A while back, I posted about some testing we were doing of various software load balancers for WordPress.com.  We chose to use Pound and have been using it past 2-ish years.  We started to run into some issues, however, so we starting looking elsewhere.  Some of these problems were:

  • Lack of true configuration reload support made managing our 20+ load balancers cumbersome.  We had a solution (hack) in place, but it was getting to be a pain.
  • When something would break on the backend and cause 20-50k connections to pile up, the thread creation would cause huge load spikes and sometimes render the servers useless.
  • As we started to push 700-1000 requests per second per load balancer, it seemed things started to slow down.  Hard to get quantitative data on this because page load times are dependent on so many things.

So…  A couple weeks ago we finished converting all our load balancers to Nginx.  We have been using Nginx for Gravatar for a few months and have been impressed by its performance, so moving WordPress.com over was the obvious next step.  Here is a graph that shows CPU usage before and after the switch.  Pretty impressive!

Before choosing nginx, we looked at HAProxy, Perlbal, and LVS. Here are some of the reasons we chose Nginx:

  • Easy and flexible configuration (true config “reload” support has made my life easier)
  • Can also be used as a web server, which allows us to simplify our software stack (we are not using nginx as a web server currently, but may switch at some point).
  • Only software we tested which could handle 8000 (live traffic, not benchmark) requests/second on a single server
We are currently using Nginx 0.6.29 with the upstream hash module which gives us the static hashing we need to proxy to varnish.  We are regularly serving about 8-9k requests/second  and about 1.2Gbit/sec through a few Nginx instances and have plenty of room to grow!

Static hostname hashing in Pound

WordPress.com just surpassed her 300th server today. How do we distribute requests to all those servers? We use Pound of course. For those of you not familiar with Pound, it is an open source software load balancer that is easy to setup and maintain, flexible, and fast!

In general, we do not stick individual sessions to particular backend servers because WordPress uses HTTP cookies to keep track of users and is therefore not dependent on server sessions.

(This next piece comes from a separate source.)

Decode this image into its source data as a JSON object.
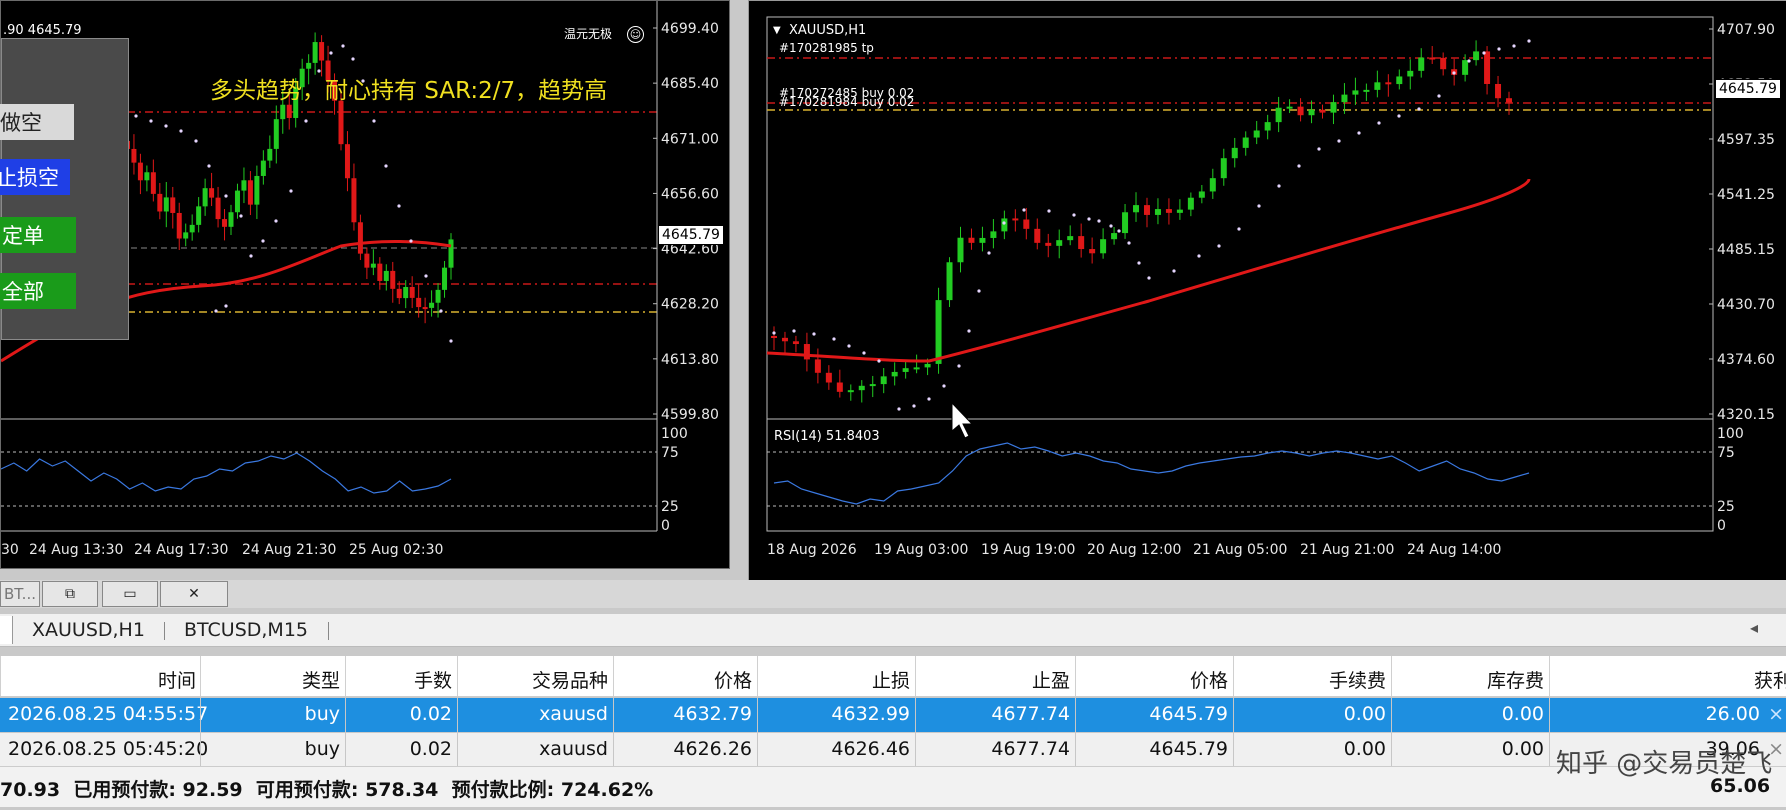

Any web server can process any request in any given point of time and the correct data will be returned. This is important since serve traffic in real time across three data centers.

There is one exception to this rule, however, and it has to do with the way we serve images. As Demitrious explained in his detailed post, when a request for an image is made, pound sends the request to a cache server running Varnish. How does it decide which server to send the request to? Well, it looks at the hostname of the request, hashes it, and then assigns that to a particular cache server. By default Pound supports sessions based on any HTTP header, so we could easily use the hostname as the determining factor, but the mapping is not static. In other words, when we restart pound, all the hostname assignments would be reset and we would effectively invalidate a large portion of our cache.

To circumvent this problem, please see the following patch. What the patch does is statically hash hostnames so a given hostname is sent to the same server all the time, even across restarts. If the backend server happens to go down, the requests will be sent to another server in the pool until the server is back up, at which point the requests will be sent to the original server. This allows us to restart pound without invalidating our image cache. We have been using this in production for a couple months now and everything is working great. The patch is written against Pound 2.3.2 and to use the static mapping you would add the following to the end of the Service directive in your Pound configuration file:

Type hostname

One thing to keep in mind is that if you add or remove servers from the Service definition, you will change the mapping, so I would recommend adding a few more backend directives than you need right away to allow for future growth without complete cache invalidation. For example, we currently have 4 caching servers, but 16 BackEnds listed (4 instances of each server). This will allow us to add more cache servers and only invalidate a small portion of the cache each time.

Of course this works for us because each blog has a unique hostname from which images are served (mine is barry.files.wordpress.com). If all of your traffic is served from a single domain name, this strategy won’t do you much good.